Пана Пшебыльского, развязав ему прежде руки, заперли до утра в каком-то чулане. Ольгин багаж, состоящий лишь из небольшой осиновой коробейки да ларца с портретом матери, внесли в спальню, по-видимому, некогда очень уютную, а теперь обретшую довольно унылый вид — с горкой хлама, наваленной у двери, с тенётами по углам, с выцветшими бумажными шпалерами, хранящими следы от картин и образов, с потресканным сероватым потолком, украшенным лепкой, какая пришла к этому времени в совершенно негодное состояние. Должно быть, дела у Аршинова складывались не очень гладко, что он не мог позволить себе отремонтировать квартиру. Однако дорогой фигурный паркет в спальне, а также широкая дубовая кровать с бархатным балдахином (правда, ветхим) и четырьмя болванами по углам свидетельствовали о том, что купец знавал и лучшие времена.
— Наша роскошь глаз не застит, — молвил Черевичник, оставляя подсвечник на коробейке. — Зато и дышится вольней. Христос с вами, дети! Не печальтесь ни о чём...
И ушёл довольный, бормоча что-то себе в усы.

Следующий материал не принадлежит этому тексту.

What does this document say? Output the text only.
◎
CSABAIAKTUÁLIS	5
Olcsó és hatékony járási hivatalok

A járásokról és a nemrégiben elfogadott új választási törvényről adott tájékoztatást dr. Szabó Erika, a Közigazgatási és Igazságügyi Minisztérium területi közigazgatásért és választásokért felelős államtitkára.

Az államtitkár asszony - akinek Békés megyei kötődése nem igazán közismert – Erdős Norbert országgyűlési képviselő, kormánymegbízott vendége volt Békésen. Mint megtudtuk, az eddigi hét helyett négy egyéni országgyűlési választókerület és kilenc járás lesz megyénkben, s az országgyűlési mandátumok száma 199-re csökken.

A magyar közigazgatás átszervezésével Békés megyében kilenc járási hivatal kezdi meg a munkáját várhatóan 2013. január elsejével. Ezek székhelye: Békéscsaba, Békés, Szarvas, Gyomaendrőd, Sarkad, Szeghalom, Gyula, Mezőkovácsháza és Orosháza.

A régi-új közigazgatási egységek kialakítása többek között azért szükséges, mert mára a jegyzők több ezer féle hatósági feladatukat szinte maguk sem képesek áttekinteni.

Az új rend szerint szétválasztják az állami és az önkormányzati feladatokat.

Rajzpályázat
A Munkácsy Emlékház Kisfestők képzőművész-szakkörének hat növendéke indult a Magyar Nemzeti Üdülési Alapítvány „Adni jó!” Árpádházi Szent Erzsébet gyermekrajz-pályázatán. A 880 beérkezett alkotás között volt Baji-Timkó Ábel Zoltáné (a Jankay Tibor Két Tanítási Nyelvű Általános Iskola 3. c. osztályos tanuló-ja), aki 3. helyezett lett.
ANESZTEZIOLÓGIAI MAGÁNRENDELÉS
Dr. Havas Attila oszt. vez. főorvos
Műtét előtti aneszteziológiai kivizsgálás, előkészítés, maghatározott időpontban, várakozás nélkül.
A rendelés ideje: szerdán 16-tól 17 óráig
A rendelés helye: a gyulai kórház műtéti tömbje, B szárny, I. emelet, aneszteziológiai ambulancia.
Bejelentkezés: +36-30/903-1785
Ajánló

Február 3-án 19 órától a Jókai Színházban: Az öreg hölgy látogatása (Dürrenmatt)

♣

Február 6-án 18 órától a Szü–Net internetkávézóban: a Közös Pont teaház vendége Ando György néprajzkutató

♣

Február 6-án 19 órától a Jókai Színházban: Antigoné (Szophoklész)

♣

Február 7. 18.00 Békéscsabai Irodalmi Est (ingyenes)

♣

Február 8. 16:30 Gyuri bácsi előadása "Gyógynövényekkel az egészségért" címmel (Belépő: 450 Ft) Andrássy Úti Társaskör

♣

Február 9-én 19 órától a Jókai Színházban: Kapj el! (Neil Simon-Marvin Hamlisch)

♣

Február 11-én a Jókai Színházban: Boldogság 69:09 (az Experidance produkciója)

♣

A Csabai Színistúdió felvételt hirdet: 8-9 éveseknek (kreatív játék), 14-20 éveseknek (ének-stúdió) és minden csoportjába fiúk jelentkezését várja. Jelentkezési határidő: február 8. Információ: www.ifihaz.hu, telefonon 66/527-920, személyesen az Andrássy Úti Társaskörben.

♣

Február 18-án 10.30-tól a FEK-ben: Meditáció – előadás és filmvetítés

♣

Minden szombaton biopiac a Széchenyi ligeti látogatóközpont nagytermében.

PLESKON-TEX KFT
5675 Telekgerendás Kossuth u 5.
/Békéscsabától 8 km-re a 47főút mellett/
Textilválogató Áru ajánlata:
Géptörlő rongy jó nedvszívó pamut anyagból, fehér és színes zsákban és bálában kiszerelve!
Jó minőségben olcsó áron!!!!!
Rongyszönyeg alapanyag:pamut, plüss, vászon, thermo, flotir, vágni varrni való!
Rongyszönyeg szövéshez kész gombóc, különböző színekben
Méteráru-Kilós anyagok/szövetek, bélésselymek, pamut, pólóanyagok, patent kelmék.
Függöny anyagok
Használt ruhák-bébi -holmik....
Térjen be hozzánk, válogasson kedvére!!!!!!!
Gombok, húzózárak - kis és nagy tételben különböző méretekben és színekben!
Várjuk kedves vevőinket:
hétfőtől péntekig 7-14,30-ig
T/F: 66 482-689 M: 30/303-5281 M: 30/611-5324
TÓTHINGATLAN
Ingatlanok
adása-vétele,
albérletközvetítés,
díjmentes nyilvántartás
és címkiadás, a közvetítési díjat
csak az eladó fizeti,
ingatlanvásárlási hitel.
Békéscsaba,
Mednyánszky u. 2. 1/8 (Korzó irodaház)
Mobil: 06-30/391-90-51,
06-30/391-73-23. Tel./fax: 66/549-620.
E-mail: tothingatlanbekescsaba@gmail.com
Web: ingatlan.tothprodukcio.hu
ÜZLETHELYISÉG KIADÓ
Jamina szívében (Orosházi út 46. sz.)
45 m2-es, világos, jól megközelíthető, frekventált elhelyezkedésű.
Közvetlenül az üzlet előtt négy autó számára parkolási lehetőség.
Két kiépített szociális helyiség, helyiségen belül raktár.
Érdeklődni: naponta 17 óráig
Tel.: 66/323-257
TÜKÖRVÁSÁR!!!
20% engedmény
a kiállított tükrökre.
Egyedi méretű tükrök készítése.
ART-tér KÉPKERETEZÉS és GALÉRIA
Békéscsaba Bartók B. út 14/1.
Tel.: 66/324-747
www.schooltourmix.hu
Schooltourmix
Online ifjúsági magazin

Александр Модестович с Ольгой остались одни. Ольга вздохнула и вдруг зарумянилась; не умея иначе скрыть смущения, отвернулась, отошла к окну, потом, как бы вспомнив о чём-то, порхнула к коробейке, подняла крышку. Оглянулась на Александра Модестовича, достала образок... Торопясь, зашептала слова молитвы, да запнулась на середине, смолкла; сотворила крестное знамение и уж не знала, куда девать руки, теребила оборки платья.